A ex-presidente da Bolívia Jeanine Áñez foi condenada a dez anos de prisão pelos crimes de violação de deveres e resoluções contrárias à Constituição e às leis, na conclusão do processo do chamado “caso golpe de Estado II” em que analisou sua decisão de assumir a chefia de Estado em novembro de 2019.
A sentença encerrou um extenso processo, com inúmeras interrupções – algumas técnicas e outras relacionadas à saúde de Áñez – e constitui a primeira resolução relevante sobre a saída forçada do poder do então presidente Evo Morales e do governo que assumiu em seu lugar.
Antes de ouvir a decisão da Justiça, em suas últimas palavras, Áñez disse que foi submetida a um “julgamento simulado” , comentou que agiria “da mesma forma” se as circunstâncias pelas quais assumiu a presidência fossem repetidas”.
Nesse caso, denominado Golpe de Estado II, no qual Áñez e ex-chefes de polícia e militares foram processados por decisões contrárias à Constituição, a ex-senadora foi investigada pelas ações que realizou quando era segunda vice-presidente da Câmara e assumiu a presidência do estado de forma irregular.
Para a defesa de Áñez, o ex-presidente não deveria ter sido julgado de forma ordinária, mas deveria ter havido um julgamento de responsabilidades no Congresso, mas os denunciantes – e o sistema de justiça – argumentaram que as ações anteriores ao governo é que foramjulgadas.
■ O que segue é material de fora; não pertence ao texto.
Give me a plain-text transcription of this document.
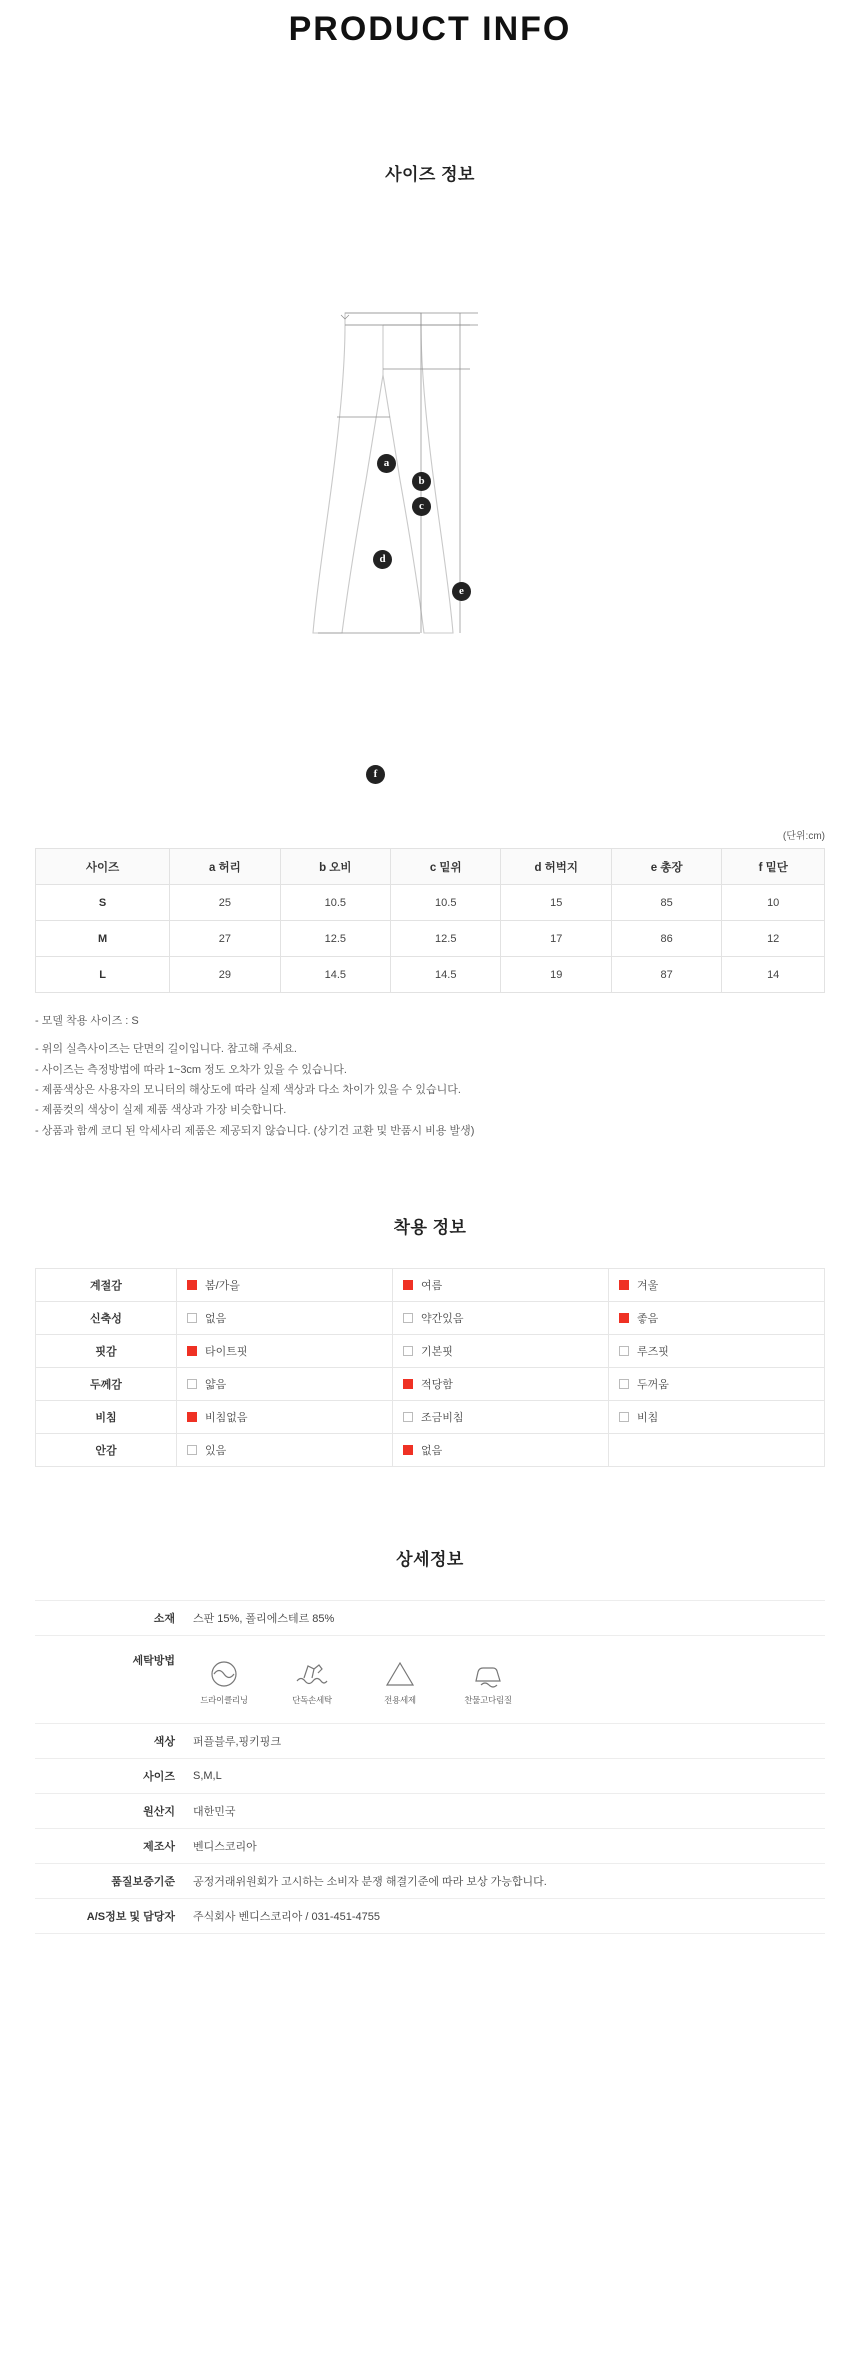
PRODUCT INFO
사이즈 정보
a
b
c
d
e
f
(단위:cm)
사이즈	a 허리	b 오비	c 밑위	d 허벅지	e 총장	f 밑단
S	25	10.5	10.5	15	85	10
M	27	12.5	12.5	17	86	12
L	29	14.5	14.5	19	87	14
- 모델 착용 사이즈 : S
- 위의 실측사이즈는 단면의 길이입니다. 참고해 주세요.
- 사이즈는 측정방법에 따라 1~3cm 정도 오차가 있을 수 있습니다.
- 제품색상은 사용자의 모니터의 해상도에 따라 실제 색상과 다소 차이가 있을 수 있습니다.
- 제품컷의 색상이 실제 제품 색상과 가장 비슷합니다.
- 상품과 함께 코디 된 악세사리 제품은 제공되지 않습니다. (상기건 교환 및 반품시 비용 발생)
착용 정보
계절감	봄/가을	여름	겨울
신축성	없음	약간있음	좋음
핏감	타이트핏	기본핏	루즈핏
두께감	얇음	적당함	두꺼움
비침	비침없음	조금비침	비침
안감	있음	없음	
상세정보
소재	스판 15%, 폴리에스테르 85%
세탁방법	드라이클리닝 단독손세탁 전용세제 찬물고다림질

색상	퍼플블루,핑키핑크
사이즈	S,M,L
원산지	대한민국
제조사	벤디스코리아
품질보증기준	공정거래위원회가 고시하는 소비자 분쟁 해결기준에 따라 보상 가능합니다.
A/S정보 및 담당자	주식회사 벤디스코리아 / 031-451-4755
“Em nenhum momento violei a Constituição Política do Estado ou emiti regulamentos ou ordens contrárias. E isso foi evidenciado em todos os depoimentos e em todos os testes. Fui submetido a essas horas muito cansativas de julgamento porque o poder político exigia um julgamento expresso para ter uma sentença expressa “, disse Áñez.
O tribunal teve que ir ao presídio de Miraflores para ouvi-lo e depois fez o mesmo ao presídio de San Pedro para a vez dos ex-comandantes Flavio Arce e Pastor Mendieta.
Áñez reclamou que lhe foi negado “absolutamente tudo” durante o processo, lamentou “as delicadezas” da Corte, que rejeitou as provas de sua defesa e atribuiu essas atitudes à necessidade de “ter um caminho rápido para ter uma condenação”.
Ela insistiu que em 2019 havia um “vácuo de poder” e ressaltou que não moveu “um dedo” para assumir o Executivo.
A ex-presidente alertou que, entre a documentação descartada, a declaração do Tribunal Constitucional que endossou seu governo de transição, os relatórios da Conferência Episcopal sobre uma reunião realizada na sede da Universidade Católica e o relatório da Organização dos Estados Americanos ( OEA) sobre as eleições fracassadas de 2019.
“Eu tinha o governo, mas nunca tive o poder. Tive bloqueios na Assembleia (Legislativo); era simplesmente um governo de transição. Em um ano eles poderiam ter feito qualquer reclamação no Senado, mas não o fizeram; Trabalhamos em coordenação”, comentou.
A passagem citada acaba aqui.